Newsweek essay by Ramin Satoodeh stated: "In the decade since Columbine, there have been countless efforts to make sense of that day: memoirs, books, movies, even a play opening in Los Angeles in April. The definitive account, however, will likely be Dave Cullen's Columbine, a nonfiction book that has the pacing of an action movie and the complexity of a Shakespearean drama... Cullen has a gift, if that's the right word, for excruciating detail. At times the language is so vivid you can almost smell the gunpowder and the fear... The Columbine killers were a strange and deeply disturbed pair, right out of a Truman Capote book. We've heard plenty of the details about Klebold and Harris—their fixation with the Nazis, their lust for violence, the homemade tapes in which they laid out their grand scheme for us to watch later—but Cullen, despite all odds, manages to humanize them... Cullen also debunks some of the biggest fallacies."[20]

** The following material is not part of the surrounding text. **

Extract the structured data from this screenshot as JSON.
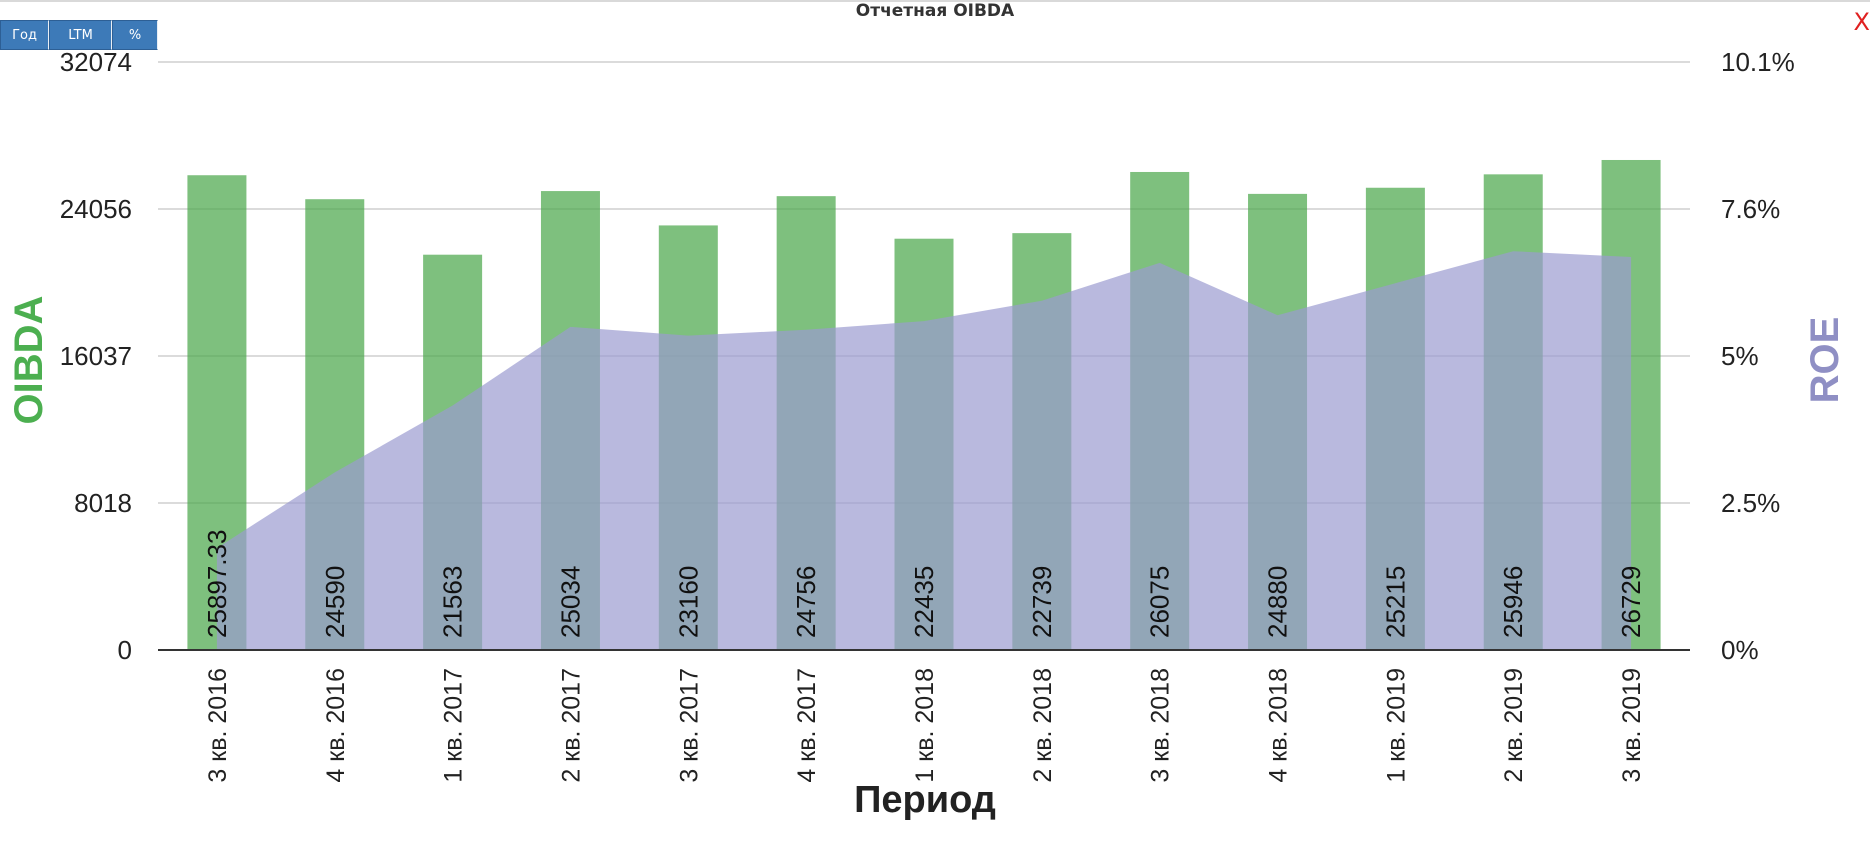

Columbine has won the following awards.
Columbine was a finalist for the following awards.
Columbine was named on many Best of 2009 lists, including these.
The Columbine paperback edition (released in 2010) reveals details of four secret meetings involving all four parents of the killers. This unforeseen development provided the first real public insight into the mindsets of Wayne and Kathy Harris. The awkward encounters play out in the new "Afterword" added to the paperback.[46] Further descriptions of the meetings with Wayne and Kathy Harris appear in The Daily Beast feature, "The Last Columbine Mystery," by the same author, published at the time of the paperback release.[47]

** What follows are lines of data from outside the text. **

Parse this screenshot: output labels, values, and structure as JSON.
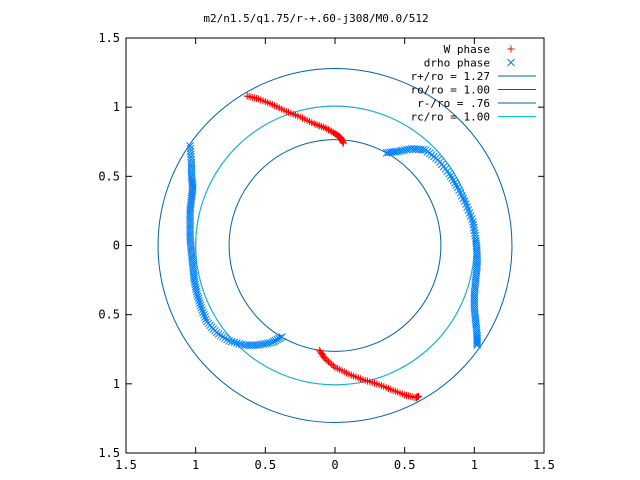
{
  "chart_data": {
    "type": "scatter",
    "title": "m2/n1.5/q1.75/r-+.60-j308/M0.0/512",
    "xlabel": "",
    "ylabel": "",
    "xlim": [
      -1.5,
      1.5
    ],
    "ylim": [
      -1.5,
      1.5
    ],
    "x_ticks": [
      -1.5,
      -1,
      -0.5,
      0,
      0.5,
      1,
      1.5
    ],
    "y_ticks": [
      -1.5,
      -1,
      -0.5,
      0,
      0.5,
      1,
      1.5
    ],
    "x_tick_labels": [
      "1.5",
      "1",
      "0.5",
      "0",
      "0.5",
      "1",
      "1.5"
    ],
    "y_tick_labels": [
      "1.5",
      "1",
      "0.5",
      "0",
      "0.5",
      "1",
      "1.5"
    ],
    "grid": false,
    "legend_position": "top-right",
    "series": [
      {
        "name": "W phase",
        "kind": "points",
        "marker": "plus",
        "color": "#ff0000",
        "segments": [
          [
            [
              -0.63,
              1.08
            ],
            [
              -0.55,
              1.06
            ],
            [
              -0.45,
              1.02
            ],
            [
              -0.35,
              0.97
            ],
            [
              -0.25,
              0.93
            ],
            [
              -0.15,
              0.88
            ],
            [
              -0.07,
              0.85
            ],
            [
              0.0,
              0.81
            ],
            [
              0.04,
              0.78
            ],
            [
              0.06,
              0.74
            ]
          ],
          [
            [
              -0.11,
              -0.76
            ],
            [
              -0.07,
              -0.82
            ],
            [
              0.0,
              -0.88
            ],
            [
              0.1,
              -0.93
            ],
            [
              0.2,
              -0.97
            ],
            [
              0.3,
              -1.0
            ],
            [
              0.4,
              -1.04
            ],
            [
              0.5,
              -1.08
            ],
            [
              0.58,
              -1.1
            ],
            [
              0.6,
              -1.09
            ]
          ]
        ]
      },
      {
        "name": "drho phase",
        "kind": "points",
        "marker": "cross",
        "color": "#0080ff",
        "segments": [
          [
            [
              -1.04,
              0.72
            ],
            [
              -1.03,
              0.6
            ],
            [
              -1.03,
              0.5
            ],
            [
              -1.02,
              0.42
            ],
            [
              -1.03,
              0.34
            ],
            [
              -1.04,
              0.25
            ],
            [
              -1.04,
              0.15
            ],
            [
              -1.04,
              0.05
            ],
            [
              -1.03,
              -0.05
            ],
            [
              -1.02,
              -0.15
            ],
            [
              -1.01,
              -0.25
            ],
            [
              -0.99,
              -0.35
            ],
            [
              -0.96,
              -0.45
            ],
            [
              -0.92,
              -0.55
            ],
            [
              -0.85,
              -0.63
            ],
            [
              -0.76,
              -0.69
            ],
            [
              -0.65,
              -0.72
            ],
            [
              -0.55,
              -0.72
            ],
            [
              -0.45,
              -0.7
            ],
            [
              -0.38,
              -0.66
            ]
          ],
          [
            [
              0.37,
              0.67
            ],
            [
              0.45,
              0.68
            ],
            [
              0.55,
              0.7
            ],
            [
              0.65,
              0.69
            ],
            [
              0.74,
              0.62
            ],
            [
              0.82,
              0.52
            ],
            [
              0.88,
              0.42
            ],
            [
              0.94,
              0.3
            ],
            [
              0.99,
              0.17
            ],
            [
              1.01,
              0.05
            ],
            [
              1.02,
              -0.05
            ],
            [
              1.02,
              -0.15
            ],
            [
              1.01,
              -0.25
            ],
            [
              1.0,
              -0.35
            ],
            [
              1.0,
              -0.45
            ],
            [
              1.01,
              -0.55
            ],
            [
              1.02,
              -0.65
            ],
            [
              1.02,
              -0.72
            ]
          ]
        ]
      },
      {
        "name": "r+/ro = 1.27",
        "kind": "circle",
        "radius": 1.27,
        "color": "#0060ad"
      },
      {
        "name": "ro/ro = 1.00",
        "kind": "circle",
        "radius": 1.0,
        "color": "#9400d3"
      },
      {
        "name": "r-/ro = .76",
        "kind": "circle",
        "radius": 0.76,
        "color": "#0060ad"
      },
      {
        "name": "rc/ro = 1.00",
        "kind": "circle",
        "radius": 1.0,
        "color": "#00c8d0"
      }
    ]
  }
}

The Afterword also includes updates about two bereaved parents and one wounded survivor of the Columbine shootings, and their starkly different perspectives on "forgiveness". The three individuals in question are Linda Mauser (mother of victim Daniel Mauser), Bob Curnow (father of victim Steven Curnow) and Valeen Schnurr, respectively.
The expanded paperback edition of 2010 also adds scans from the killers' numerous journals,[48] a diagram of the attack,[49] and book club questions.[50]

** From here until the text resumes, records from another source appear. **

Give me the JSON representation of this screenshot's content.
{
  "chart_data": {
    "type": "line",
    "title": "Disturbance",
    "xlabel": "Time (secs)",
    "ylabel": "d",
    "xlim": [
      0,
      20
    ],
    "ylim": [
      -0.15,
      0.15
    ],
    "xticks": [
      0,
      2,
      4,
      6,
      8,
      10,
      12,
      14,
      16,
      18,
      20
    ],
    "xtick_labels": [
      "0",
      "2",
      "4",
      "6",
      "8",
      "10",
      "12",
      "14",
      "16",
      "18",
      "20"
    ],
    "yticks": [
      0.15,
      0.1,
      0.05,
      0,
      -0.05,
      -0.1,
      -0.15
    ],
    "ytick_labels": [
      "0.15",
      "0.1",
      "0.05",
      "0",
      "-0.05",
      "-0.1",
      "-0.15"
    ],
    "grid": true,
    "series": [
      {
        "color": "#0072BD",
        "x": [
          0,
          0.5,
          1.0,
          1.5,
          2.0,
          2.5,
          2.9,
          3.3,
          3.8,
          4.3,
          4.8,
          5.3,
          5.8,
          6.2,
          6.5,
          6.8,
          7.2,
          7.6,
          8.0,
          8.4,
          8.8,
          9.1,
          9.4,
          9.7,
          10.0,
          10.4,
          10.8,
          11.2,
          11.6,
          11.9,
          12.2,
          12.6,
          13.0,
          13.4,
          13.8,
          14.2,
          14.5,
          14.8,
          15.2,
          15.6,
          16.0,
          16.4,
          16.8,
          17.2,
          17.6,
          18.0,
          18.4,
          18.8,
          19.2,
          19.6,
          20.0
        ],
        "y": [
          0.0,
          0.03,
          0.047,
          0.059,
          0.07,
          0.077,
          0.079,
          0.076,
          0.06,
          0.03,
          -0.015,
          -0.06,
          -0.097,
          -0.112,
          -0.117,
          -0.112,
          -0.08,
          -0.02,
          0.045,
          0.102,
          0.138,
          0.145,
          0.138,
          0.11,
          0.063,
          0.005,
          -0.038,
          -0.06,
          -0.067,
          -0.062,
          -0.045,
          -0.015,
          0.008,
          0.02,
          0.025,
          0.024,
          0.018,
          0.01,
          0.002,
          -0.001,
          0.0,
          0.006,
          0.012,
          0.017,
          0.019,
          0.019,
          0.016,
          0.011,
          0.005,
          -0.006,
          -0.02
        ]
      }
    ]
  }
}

Columbine has been widely adopted as a textbook in high school English and Social Studies classes, as well as college journalism classes. The author created a free Columbine Teacher's Guide, as well as classroom videos and related material which have been widely downloaded from the internet.[51] The guide includes units on teen depression, P.T.S.D. and overcoming adversity.
Several educational associations singled out the book for students and teachers. The American School Board Journal chose it as the "Top Education Book for 2009". It also called it "one of the best education books of the past 10 years."[52] The American Library Association selected Columbine as a finalist for its "Alex Award for Young Adult Readers."[23] In 2011, the Illinois School Library Media Association nominated Columbine for its "Abraham Lincoln Award: Illinois' High School Readers' Choice Award", which was open to student voting through February 2012.[25]
The book has been under development for television with Killer Films, Lifetime and NBC Universal.
The theatrical rights to the book were briefly acquired after the book's publication, by Kathleen Kennedy and Frank Marshall. The producers instead chose to adapt the book into a one-act play entitled The Library. The play was written by screenwriter Scott Z. Burns and directed by Steven Soderbergh. The original ensemble cast included Chloë Grace Moretz, Lili Taylor and Michael O'Keefe.[53]
The book has been translated into Japanese, Korean, Portuguese and Russian, with translations underway in Simplified Chinese and Polish.[54]